Summer grilling is one of life’s greatest pleasures. It’s primal, a little dangerous, and it creates amazing foods. I like to think of myself as an above average cook but when it comes to grilling, it’s usually a steak, a burger, or some sausages. I haven’t dipped my toes into the world of smoking meats but I always wanted to. Luckily for us, we happen to have an expert at our office.
Rob Chambers, from our HR Department, just so happens to be a professional BBQ pitmaster and we were lucky enough to have him showcase his skills in person. Rob started off like a lot of us – someone who enjoyed BBQ and wanted to learn how to do it. He frequently smoked meat and BBQed.
One day, his friend Jon asked if he would be interested in competitive BBQ. Neither of them had competed before but they wanted to see what it was all about and entered a competition. It’s been about four years since they first competed and they continue to grow and place very highly in the competitions they enter.
I know I’m not the only one who has seen videos online of BBQed meats and wish they could take a bite right then and there. This was my first time being around a pitmaster cooking and he showed me a lot of tips and tricks to get the best end products.
Rob brought in a variety of meats to show what he can do with chicken, pork, and beef.
Chicken is ubiquitous and there are so many different ways to prepare it. When I BBQ though, I tend to stay away from it because more times than not, it turns out to be pretty dry and a little bland. When a BBQ pitmaster does chicken however, it is a flavorful and juicy bite every time. Unlike the one flip method that I’ve always been told was the correct way to grill, Rob lets the smoke do the job and makes sure the heat generated is consistent and at the specific temperature he wants.
Prior to grilling, the chicken is cleaned and trimmed. Meaning, it is rinsed off with water to freshen the meat. Using a knife or scissors, the chicken is trimmed to remove any excess skin or bone. Next, a dry rub would be added to coat the entire piece of chicken to ensure even flavor distribution. It would be preferred to let the dry rub set into the chicken for at least 30 minutes prior to adding it on the grill. There is not much flipping with chicken, however rotation does help.
I have loved ribs since I was a young boy watching the Flintstones car tip over on TV. I will order ribs the majority of the time if they are available. I have had them in all different styles in my travels but there is something very special about BBQed ribs because many times, the sauce is usually the prevailing flavor. The way pitmasters like Rob make them however, has the meat as the prevailing flavor enhanced by the aromas of smoke.
Same process as chicken for clean and trim. However, most ribs have a thin layer of membrane that will need to be removed on the back end of the rib. This can be done by pulling it off with a spoon and paper towel. From there, dry rub would be added to both sides of the meat and smoked with hickory wood. A few flips would help with the ribs, however once they have a good color on them, they would be wrapped in aluminum foil with butter and honey until they are at the right internal temperature.

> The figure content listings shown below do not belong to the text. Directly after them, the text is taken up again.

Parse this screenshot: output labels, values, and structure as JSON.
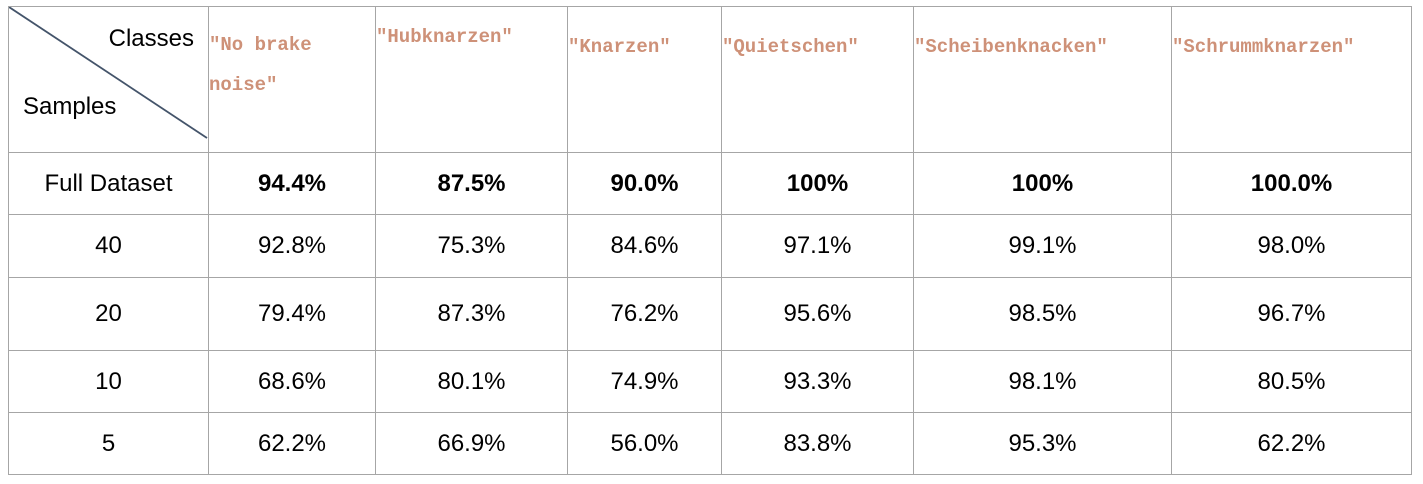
{
  "table": {
    "corner": {
      "top_label": "Classes",
      "bottom_label": "Samples"
    },
    "columns": [
      "\"No brake noise\"",
      "\"Hubknarzen\"",
      "\"Knarzen\"",
      "\"Quietschen\"",
      "\"Scheibenknacken\"",
      "\"Schrummknarzen\""
    ],
    "column_lines": [
      [
        "\"No brake",
        "noise\""
      ],
      [
        "\"Hubknarzen\""
      ],
      [
        "\"Knarzen\""
      ],
      [
        "\"Quietschen\""
      ],
      [
        "\"Scheibenknacken\""
      ],
      [
        "\"Schrummknarzen\""
      ]
    ],
    "header_color": "#ce9178",
    "rows": [
      {
        "label": "Full Dataset",
        "bold": true,
        "values": [
          "94.4%",
          "87.5%",
          "90.0%",
          "100%",
          "100%",
          "100.0%"
        ]
      },
      {
        "label": "40",
        "bold": false,
        "values": [
          "92.8%",
          "75.3%",
          "84.6%",
          "97.1%",
          "99.1%",
          "98.0%"
        ]
      },
      {
        "label": "20",
        "bold": false,
        "values": [
          "79.4%",
          "87.3%",
          "76.2%",
          "95.6%",
          "98.5%",
          "96.7%"
        ]
      },
      {
        "label": "10",
        "bold": false,
        "values": [
          "68.6%",
          "80.1%",
          "74.9%",
          "93.3%",
          "98.1%",
          "80.5%"
        ]
      },
      {
        "label": "5",
        "bold": false,
        "values": [
          "62.2%",
          "66.9%",
          "56.0%",
          "83.8%",
          "95.3%",
          "62.2%"
        ]
      }
    ]
  }
}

The skirt steak was chosen because it’s a thinner cut of beef that would cook faster for all the hungry people at our office but many of the principles here work for thicker cuts too. While the chicken and ribs rested, I was able to observe Rob cooking the steak and ask some of the questions that I had.
First, I noticed that he was only using charcoal; I asked why he didn’t use propane (and propane accessories). It’s the kind of grill I have in my backyard and they seemed to be the most popular. Rob really likes the flavors charcoal imparts and he says he can actually taste the gas when it’s cooked on a gas grill. Maybe it’s because I grew up eating stuff made off gas grills but I couldn’t quite put my finger on what gas flavor he was talking about. If you notice those flavors, this may be the method of grilling you’ve been looking for!
Rob also showed me how to cook with an indirect heat method. The meat was never directly above the coals and he tried to keep the lid on the grill closed as much as possible. This ensures a nice even cook through and avoids the dreaded grey layer on steaks. I always liked a nice sear and char on my steaks but Rob’s steaks came out looking very different than what I make at home. It had a very appetizing browning and in certain lights, had the brighter red tones you might see in jerky. This got me wondering, “what do judges at BBQ competitions actually looked for?” Rob explained to me that although taste is very important, they are scored on consistency in competition. They will grill multiple pieces of meat but they pick the best looking piece(s) and send it in for judging. It has to look great, taste great, and have the perfect “chew” on it.
[When it comes to the perfect chew] it would be preferred to have a perfect bite through. This means that once you bite into the meat, there is barely any pull and [for chicken] you are taking skin with you on the chew. Basically like biting into a piece of bread and seeing your teeth marks.
I learned a lot from Rob and after talking to and watching him grill, I am excited to try his methods at home this 4th of July. Although mastering grilling will be very difficult, talking to Rob showed me it wasn’t quite as intimidating to start. It might be a while before I am confident enough to try my hand at the more expensive cuts of meat but I am looking forward to the day when I can smoke me some beef ribs and channel my inner Fred Flintstone.